I think the problem may in the last line of code where file.filename is not giving the file location information that pd.read_csv needs. But I have no idea why it would work for one csv file but not another and no idea how to fix it so that it can read any uploaded csv file into the dataframe.

does this help? http://help.pythonanywhere.com/pages/NoSuchFileOrDirectory

Apparently, that is not the problem.

Now instead of: "#012IOError: File xys.csv does not exist" it says: #012IOError: File /home/chaseashley/mysite/xyz.csv does not exist

Also, now the code no longer works for the one csv file it used to work for.

Here's the rrevised code I used in relevant part:

from flask import Flask, make_response, request, send_file
import os
import pandas as pd

# Initialize the Flask application
app = Flask(__name__)

@app.route('/')
def form():
    return """
        <html>
            <body>
                <h1>YDNA Kit Grouping Program</h1>

                <form action="/main_program" method="post" enctype="multipart/form-data">
                    <input type="file" name="input_file" />
                    <input type="submit" />
                </form>
            </body>
        </html>
    """

@app.route('/main_program', methods=["POST"])
def main_program_view():

    # Input file
    file = request.files['input_file']
    if not file:
        return "No file"

    THIS_FOLDER = os.path.dirname(os.path.abspath(__file__))
    filename_path = os.path.join(THIS_FOLDER, file.filename)
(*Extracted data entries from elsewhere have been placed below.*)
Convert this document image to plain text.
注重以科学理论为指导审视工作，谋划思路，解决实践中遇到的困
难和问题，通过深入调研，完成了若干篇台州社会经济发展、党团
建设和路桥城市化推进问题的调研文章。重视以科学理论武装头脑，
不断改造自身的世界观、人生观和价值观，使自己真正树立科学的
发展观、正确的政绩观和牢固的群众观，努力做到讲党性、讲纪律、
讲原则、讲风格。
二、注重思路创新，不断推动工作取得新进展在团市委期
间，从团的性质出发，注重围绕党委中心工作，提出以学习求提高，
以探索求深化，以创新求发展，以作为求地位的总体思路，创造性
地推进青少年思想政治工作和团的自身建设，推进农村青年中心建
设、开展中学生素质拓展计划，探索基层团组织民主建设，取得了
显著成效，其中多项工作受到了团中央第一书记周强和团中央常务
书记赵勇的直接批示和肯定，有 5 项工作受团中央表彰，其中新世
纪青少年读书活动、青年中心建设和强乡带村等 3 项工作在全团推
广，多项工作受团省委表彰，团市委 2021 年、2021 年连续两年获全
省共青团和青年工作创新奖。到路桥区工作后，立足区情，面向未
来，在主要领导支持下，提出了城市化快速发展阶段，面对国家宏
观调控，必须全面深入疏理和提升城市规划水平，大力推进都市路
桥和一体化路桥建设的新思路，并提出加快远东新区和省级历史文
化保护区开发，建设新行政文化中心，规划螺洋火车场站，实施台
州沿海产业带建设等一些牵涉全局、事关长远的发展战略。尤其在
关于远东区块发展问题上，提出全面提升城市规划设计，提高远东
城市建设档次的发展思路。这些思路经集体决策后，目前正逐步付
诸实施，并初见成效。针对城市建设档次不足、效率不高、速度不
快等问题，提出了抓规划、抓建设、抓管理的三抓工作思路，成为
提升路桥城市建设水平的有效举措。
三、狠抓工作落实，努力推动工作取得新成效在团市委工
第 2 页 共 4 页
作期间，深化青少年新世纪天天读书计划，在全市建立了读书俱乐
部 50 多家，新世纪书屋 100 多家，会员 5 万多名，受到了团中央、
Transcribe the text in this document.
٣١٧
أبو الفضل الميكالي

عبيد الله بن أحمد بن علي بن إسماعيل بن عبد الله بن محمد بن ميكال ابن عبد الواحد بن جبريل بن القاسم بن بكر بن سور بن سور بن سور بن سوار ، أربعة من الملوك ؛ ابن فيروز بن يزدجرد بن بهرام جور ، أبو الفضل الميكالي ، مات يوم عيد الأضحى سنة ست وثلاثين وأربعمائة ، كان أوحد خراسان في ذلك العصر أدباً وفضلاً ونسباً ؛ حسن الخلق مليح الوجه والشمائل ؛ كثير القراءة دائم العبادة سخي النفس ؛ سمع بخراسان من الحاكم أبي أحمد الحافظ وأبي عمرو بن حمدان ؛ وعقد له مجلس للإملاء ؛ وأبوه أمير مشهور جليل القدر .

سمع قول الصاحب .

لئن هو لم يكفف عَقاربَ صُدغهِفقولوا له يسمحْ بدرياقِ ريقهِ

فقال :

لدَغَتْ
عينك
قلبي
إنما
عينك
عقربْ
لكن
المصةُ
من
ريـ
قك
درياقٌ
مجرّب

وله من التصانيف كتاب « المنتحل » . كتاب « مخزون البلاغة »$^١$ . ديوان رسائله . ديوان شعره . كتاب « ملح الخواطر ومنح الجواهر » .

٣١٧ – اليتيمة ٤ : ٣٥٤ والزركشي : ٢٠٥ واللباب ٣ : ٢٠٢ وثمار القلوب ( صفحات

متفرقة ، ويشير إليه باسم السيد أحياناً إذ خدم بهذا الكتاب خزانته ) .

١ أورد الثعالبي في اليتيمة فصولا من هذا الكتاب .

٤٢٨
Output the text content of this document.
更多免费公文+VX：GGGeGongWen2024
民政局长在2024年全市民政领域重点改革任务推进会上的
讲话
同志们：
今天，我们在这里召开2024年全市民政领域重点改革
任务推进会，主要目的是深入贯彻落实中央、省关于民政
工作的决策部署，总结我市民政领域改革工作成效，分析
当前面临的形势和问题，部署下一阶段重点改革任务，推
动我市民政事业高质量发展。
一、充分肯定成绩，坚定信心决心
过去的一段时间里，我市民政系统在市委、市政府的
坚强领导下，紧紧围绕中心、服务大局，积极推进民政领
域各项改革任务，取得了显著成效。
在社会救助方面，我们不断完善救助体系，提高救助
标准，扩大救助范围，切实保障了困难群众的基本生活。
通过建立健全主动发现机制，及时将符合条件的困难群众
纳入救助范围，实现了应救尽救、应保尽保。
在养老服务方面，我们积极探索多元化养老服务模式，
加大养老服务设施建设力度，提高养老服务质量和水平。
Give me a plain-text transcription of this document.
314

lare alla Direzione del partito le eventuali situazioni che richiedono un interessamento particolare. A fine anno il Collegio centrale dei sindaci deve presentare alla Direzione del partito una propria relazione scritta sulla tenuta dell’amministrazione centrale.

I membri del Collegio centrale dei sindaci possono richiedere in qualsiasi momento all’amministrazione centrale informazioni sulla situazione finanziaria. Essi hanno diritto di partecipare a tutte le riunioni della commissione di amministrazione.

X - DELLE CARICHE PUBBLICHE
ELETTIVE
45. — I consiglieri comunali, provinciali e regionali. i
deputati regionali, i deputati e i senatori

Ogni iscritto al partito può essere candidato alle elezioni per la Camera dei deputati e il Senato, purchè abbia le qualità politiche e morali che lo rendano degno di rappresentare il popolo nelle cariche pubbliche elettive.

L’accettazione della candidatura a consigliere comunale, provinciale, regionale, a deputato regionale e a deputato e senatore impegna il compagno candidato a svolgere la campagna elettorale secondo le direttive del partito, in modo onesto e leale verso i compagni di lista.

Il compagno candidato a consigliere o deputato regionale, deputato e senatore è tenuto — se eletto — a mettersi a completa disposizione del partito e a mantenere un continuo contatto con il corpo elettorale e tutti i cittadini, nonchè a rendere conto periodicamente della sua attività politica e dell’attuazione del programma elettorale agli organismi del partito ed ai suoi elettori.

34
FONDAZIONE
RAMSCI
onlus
    # Put input file in dataframe
    sheet = pd.read_csv(filename_path, encoding='cp1252')

Do I need to save the file before I can read it into the dataframe? Or, is the file in a temporary file and I need to get the directory that temp files are stored in using tempfile.gettempdir()?

I misread what you were trying to do, you want to read the file directly from the POST request, not save it to disk.

I'm not a flask expert, but according to the flask docs you should be able to do something like this:

sheet = pd.read_csv(file, encoding=...)

if that doesn't work, try a two-step process. first, save the file somewhere to disk, and second, use pandas to read the file from that place on disk, and use absolute paths for both. maybe something like this:

import tempfile
tempfile_path = tempfile.NamedTemporaryFile().name
file.save(path=tempfile_path)
sheet = pd.read_csf(tempfile_path)

Thanks! I had tried the first suggestion before and it hadn't worked, but the second suggestion worked great with a few minor tweaks. Here's the revised code that worked:

import tempfile
tempfile_path = tempfile.NamedTemporaryFile().name
file.save(tempfile_path)
sheet = pd.read_csv(tempfile_path)

I had misread the Flask documentation as saying that all Flask file uploads were stored in a temporary location (the path for which is returnable by tempfile.getttempdir()), but it actually says that reasonably small files are just stored in the webserver’s memory (which is presumably why my code didn't work when I tried to find specify its absolute path using .gettempdir)). I don't know if there is a way to do a pandas read_csv of the file if it is just in memory, but the express save to the tempfile worked great and made it readable by pandas read_csv.

I used flask-excel instead of this and it worked pretty well. the csv goes right into an in-memory dataframe structure AFAIK, no need for tempfiles.

Great post @chaseashley! are you able to share you full code? I'm stuck on a similar issue and it would really help! Thank you.